For i can no longer take inside

the feelings I’ve gained without you at my side

my heart no longer beats

and my body no longer feels

my head keeps turning over and over

the events that led us to these ordeals.

loosing you has numbed me

for i no longer feel

what do you expect from me?

I never stopped wanting, nor stopped loving

but the pain left me running

in the direction that you weren’t coming.

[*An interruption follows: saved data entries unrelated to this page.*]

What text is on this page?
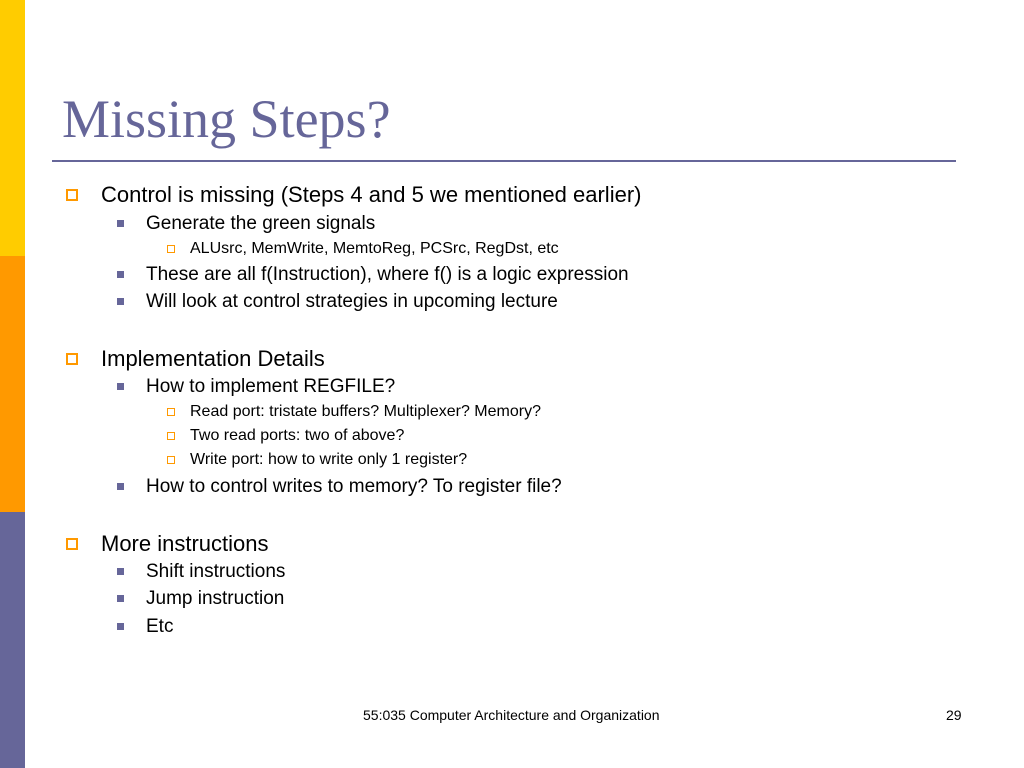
Missing Steps?
Control is missing (Steps 4 and 5 we mentioned earlier)
Generate the green signals
ALUsrc, MemWrite, MemtoReg, PCSrc, RegDst, etc
These are all f(Instruction), where f() is a logic expression
Will look at control strategies in upcoming lecture
Implementation Details
How to implement REGFILE?
Read port: tristate buffers? Multiplexer? Memory?
Two read ports: two of above?
Write port: how to write only 1 register?
How to control writes to memory? To register file?
More instructions
Shift instructions
Jump instruction
Etc
55:035 Computer Architecture and Organization	29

I ran and ran until i turnt to find

you wern’t following

and realised you were gone,

sat there crying thinking what had i done

i ran in the hope you’d follow

not to be left alone in sorrow.

so i ran back the other way

in the hope to find and say

you’re my everything and I’m sorry

but when i got back

I’d been gone too long and you’d

already moved on.

so i was left with my mistake in my hand

tears falling, for this was not what I’d planned.

Touch.

28 Jan

I saw her today,

a face i hadn’t seen for a while,

she looked lost, full of confusion,

her beautiful eyes lacked their sparkle

and her face dressed in a smile

a lie even i could see

for through her eyes i saw her sadness

the shadow of loneliness lingered over.

Her mind wondering darkened allies.

For she was just a girl carrying a weight

a weight of pain of loves gone by.

A girl so misunderstood,

so mistakenly judged,

so unaware of her potential.

Such lonely eyes,

for all she wanted was to love.

I reached out my hand,

and in turn she reached out hers,

fingers touched, so cold,

my heart ached as i pulled back my hand in time with hers

as a tear fell from my eye in unison.

For it was just a reflection

created by the mirror that stood before me.